My mother-in-law said, how can marriage account for so many gains and losses? When she said this, her mother-in-law seemed to have experienced this, and her heart was also very lost. She was a little disappointed in her new marriage.
My husband asked me to persuade my mother-in-law to leave the professor and go back to her house to live a good life. My mother-in-law has a pension and doesn't worry about eating and drinking. She originally wanted to remarry. She can find a partner who is not lonely, talk together, travel together and have a happy old age. Unexpectedly, when she married a professor, she still wanted rice, oil, salt, sauce, vinegar and tea, and she became a free nanny. She doesn't regard her mother-in-law as a relative with others. What is there to miss? Isn't it sweet to come back with your children and grandchildren around your knees?
I am hesitant, I don't know how to speak, should I persuade my mother-in-law to divorce? Can an old man find his true feelings when he remarries?
@ 丫丫丫丫丫丫丫丫丫丫丫: My colleagues and I talked about my mother-in-law and lamented that it was too difficult for the elderly to remarry, and then they were separated from others by a layer and could not kiss.
First, the remarriage of the elderly is indeed a century-long problem, especially under the national conditions of our country. Many old people remarry in order to find a free nanny, and they can really find a partner emotionally. In reality, they still have to lose to the days of daily necessities.
For example, my colleague's mother-in-law will be old in the future, and her remarried stepson will not be able to support her, but she will still push it to her parents' children.
Second, the old people have a pension, which is enough for them to support themselves. I suggest being cautious about remarriage. There are many old people around me who only talk about feelings and don't get married, and they have emotional comfort for each other. However, when it comes to marriage, it is much more cautious, because each of them has a large number of children. Once you get married, you will face the problem of the ownership of your own property, which will lead to some unnecessary contradictions. This is also a social problem. Old people seem to have lost the qualification to talk about marriage. It is also a pity that many elderly lovers can't hold hands because of their children's problems.
Third, it is better to tear down ten temples than ruin a marriage. Colleagues want to persuade her mother-in-law to divorce and stay away from trouble.
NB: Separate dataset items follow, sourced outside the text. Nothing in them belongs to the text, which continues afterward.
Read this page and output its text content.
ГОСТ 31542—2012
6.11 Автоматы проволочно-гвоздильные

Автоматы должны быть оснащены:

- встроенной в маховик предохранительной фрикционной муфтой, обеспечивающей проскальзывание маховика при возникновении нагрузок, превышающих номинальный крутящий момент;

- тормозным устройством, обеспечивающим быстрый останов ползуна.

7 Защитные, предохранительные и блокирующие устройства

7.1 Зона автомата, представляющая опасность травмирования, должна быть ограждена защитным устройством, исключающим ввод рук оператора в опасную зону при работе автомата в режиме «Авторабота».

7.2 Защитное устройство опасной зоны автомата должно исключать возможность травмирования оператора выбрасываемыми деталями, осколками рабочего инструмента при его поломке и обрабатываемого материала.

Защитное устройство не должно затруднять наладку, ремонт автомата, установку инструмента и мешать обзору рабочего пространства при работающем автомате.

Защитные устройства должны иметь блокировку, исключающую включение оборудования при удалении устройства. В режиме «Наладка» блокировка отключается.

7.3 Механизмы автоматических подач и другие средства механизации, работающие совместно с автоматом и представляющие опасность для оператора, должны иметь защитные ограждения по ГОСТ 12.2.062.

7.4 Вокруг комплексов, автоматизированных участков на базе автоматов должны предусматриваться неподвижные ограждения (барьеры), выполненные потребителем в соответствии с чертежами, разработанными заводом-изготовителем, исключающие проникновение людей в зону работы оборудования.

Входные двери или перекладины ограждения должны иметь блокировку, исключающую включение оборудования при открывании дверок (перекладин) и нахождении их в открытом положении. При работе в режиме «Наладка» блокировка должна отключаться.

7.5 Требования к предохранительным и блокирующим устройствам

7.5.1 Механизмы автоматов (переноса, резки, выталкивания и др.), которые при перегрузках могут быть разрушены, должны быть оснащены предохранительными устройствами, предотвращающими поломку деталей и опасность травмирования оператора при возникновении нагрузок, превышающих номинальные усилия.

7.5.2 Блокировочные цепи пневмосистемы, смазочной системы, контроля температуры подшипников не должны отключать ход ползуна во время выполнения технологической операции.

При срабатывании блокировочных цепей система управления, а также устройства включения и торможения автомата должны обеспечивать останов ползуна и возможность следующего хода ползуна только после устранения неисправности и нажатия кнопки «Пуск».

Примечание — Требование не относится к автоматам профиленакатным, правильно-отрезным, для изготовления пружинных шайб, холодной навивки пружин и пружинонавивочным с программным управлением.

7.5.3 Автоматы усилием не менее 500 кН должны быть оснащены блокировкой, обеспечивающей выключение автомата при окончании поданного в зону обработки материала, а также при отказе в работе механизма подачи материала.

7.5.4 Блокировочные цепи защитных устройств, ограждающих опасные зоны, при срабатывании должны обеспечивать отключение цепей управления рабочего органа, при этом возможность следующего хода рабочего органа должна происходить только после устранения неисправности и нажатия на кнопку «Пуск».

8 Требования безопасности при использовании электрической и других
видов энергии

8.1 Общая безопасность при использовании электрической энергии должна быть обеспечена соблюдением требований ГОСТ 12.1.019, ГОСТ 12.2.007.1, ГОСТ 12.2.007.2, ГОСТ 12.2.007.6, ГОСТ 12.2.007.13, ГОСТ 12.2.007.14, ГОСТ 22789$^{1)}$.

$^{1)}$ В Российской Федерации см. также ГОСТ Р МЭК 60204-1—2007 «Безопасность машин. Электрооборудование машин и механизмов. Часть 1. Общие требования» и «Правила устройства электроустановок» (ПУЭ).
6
The starting point is also good. But now this marriage is like a chicken rib. It seems that my mother-in-law still has emotional attachment to the professor. When she is strong, her mother-in-law thinks that she will pay more for the happiness in her later years. Her ideas are full and the reality is very skinny. In the face of interests, no one will give up easily.
Let's talk about it Do you want to persuade your mother-in-law to divorce? Is it necessary to maintain such a marriage until old age?